Understanding the Effects of Relative Curvature and Mass on Space and Observers

[friend]

Mass curves space. And speed near the the speed of light increases mass. So for someone traveling near c and is passing a partice at rest, the traveling observe feels like he's at rest and the other particle is moving. So if the other particle is moving wrt his rest frame, does he see an increased curvature of space surrounding the particle approaching him? Whereas, a particle traveling along side the approaching particle will experience a different curvature?

Does the curvature of mass depend on the speed of observers since the mass of that object does depend on the speed of the observer? Thank you.

 

[Bill_K]

friend, We get this question (or some variation of it) at least a few times a week. Just so you know you're not alone in wondering. As the professor said, "I use the same questions on the exam every year, but to make it more interesting I change the answers." So I'll try to come up with a different answer!

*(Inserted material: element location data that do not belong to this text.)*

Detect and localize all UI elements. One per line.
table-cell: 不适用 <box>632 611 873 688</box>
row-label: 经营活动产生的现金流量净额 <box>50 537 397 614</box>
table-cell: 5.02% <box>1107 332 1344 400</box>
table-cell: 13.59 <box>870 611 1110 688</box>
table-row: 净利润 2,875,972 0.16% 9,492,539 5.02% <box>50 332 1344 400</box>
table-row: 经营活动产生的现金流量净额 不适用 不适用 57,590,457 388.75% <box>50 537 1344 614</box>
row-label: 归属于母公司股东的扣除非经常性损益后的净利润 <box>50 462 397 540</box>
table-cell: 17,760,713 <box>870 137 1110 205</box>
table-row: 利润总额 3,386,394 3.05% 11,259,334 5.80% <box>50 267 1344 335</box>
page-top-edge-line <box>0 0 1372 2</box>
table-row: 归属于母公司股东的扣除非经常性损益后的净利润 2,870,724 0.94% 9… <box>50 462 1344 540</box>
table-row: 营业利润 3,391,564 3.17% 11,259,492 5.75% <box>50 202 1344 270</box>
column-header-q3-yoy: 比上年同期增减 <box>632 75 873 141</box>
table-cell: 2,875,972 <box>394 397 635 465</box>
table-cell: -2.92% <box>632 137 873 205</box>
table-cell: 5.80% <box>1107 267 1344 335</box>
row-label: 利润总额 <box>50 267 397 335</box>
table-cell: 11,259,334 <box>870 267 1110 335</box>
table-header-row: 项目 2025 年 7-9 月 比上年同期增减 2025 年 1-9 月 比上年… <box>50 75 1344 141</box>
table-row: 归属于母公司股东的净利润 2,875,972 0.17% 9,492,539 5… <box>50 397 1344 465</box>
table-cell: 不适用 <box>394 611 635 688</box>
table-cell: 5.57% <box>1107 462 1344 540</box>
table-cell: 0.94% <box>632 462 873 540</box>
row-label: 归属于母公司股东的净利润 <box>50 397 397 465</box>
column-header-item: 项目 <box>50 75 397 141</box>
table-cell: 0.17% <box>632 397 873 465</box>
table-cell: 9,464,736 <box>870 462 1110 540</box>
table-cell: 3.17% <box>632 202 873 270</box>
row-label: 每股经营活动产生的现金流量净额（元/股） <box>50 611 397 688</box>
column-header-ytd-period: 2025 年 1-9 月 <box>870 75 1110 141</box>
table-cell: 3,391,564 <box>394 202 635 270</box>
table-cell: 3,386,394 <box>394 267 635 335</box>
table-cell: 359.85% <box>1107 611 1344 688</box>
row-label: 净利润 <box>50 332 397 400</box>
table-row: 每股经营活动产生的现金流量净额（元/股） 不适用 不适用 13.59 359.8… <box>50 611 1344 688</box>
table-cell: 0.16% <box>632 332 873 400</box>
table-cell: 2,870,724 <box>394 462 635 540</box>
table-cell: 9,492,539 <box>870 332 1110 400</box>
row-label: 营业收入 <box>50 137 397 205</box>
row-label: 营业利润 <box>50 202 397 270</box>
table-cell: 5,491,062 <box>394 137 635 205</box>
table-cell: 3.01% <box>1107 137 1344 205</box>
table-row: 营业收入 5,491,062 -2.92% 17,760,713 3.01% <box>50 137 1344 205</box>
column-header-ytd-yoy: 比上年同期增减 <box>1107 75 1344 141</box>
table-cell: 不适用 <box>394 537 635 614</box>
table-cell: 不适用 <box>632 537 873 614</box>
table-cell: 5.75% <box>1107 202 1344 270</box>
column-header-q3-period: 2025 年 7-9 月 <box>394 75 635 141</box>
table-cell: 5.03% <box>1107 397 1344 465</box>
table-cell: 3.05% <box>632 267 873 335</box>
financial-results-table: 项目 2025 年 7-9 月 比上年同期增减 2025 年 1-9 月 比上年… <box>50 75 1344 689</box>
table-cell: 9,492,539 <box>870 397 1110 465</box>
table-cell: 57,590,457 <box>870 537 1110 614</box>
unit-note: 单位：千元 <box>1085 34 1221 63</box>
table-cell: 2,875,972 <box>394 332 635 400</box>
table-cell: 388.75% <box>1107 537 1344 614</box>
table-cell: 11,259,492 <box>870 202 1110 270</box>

In the first place, the "mass" you're talking about, that increases with the object's speed, is the "relativistic mass", which no one uses any more. When we say mass nowadays we mean rest mass, which does not change. But what does change is the particle's energy, and that's better to talk about anyway, since the source of the gravitational field is in fact energy, not mass. So - energy.

Does the curvature depend on the speed of observers?

Yes, surely it does! Most quantities in physics are like this - they change when we go from one rest frame to another. Charge becomes current, energy becomes momentum, and so on. The individual quantities we talk about are components of an object, a vector or tensor, that transforms in a known way when going from one frame to another. The frequency of a light ray increases if we move toward it. Similarly, the energy of a particle increases, and its gravitational field does too.

The gravitational field is represented by the curvature of spacetime, which is described by a tensor called the Riemann tensor. In vacuum the Riemann curvature tensor has ten independent components, and sure enough they change when we change to a different rest frame.

That does not, however, mean that the properties of the particle change. It does not, for example, become a black hole! But its gravitational field does look different to us, just from the fact that it's moving.

 

[friend]

The gravitational field is represented by the curvature of spacetime, which is described by a tensor called the Riemann tensor. In vacuum the Riemann curvature tensor has ten independent components, and sure enough they change when we change to a different rest frame.

Does that mean there is a preferred reference frame where the curvature of most things in the universe is minimized?

 

[Bill_K]

The rest frame of the particle.

Again, it is best not to think of "the" curvature as if it were a single quantity. Even in the rest frame, the curvature tensor has five independent components.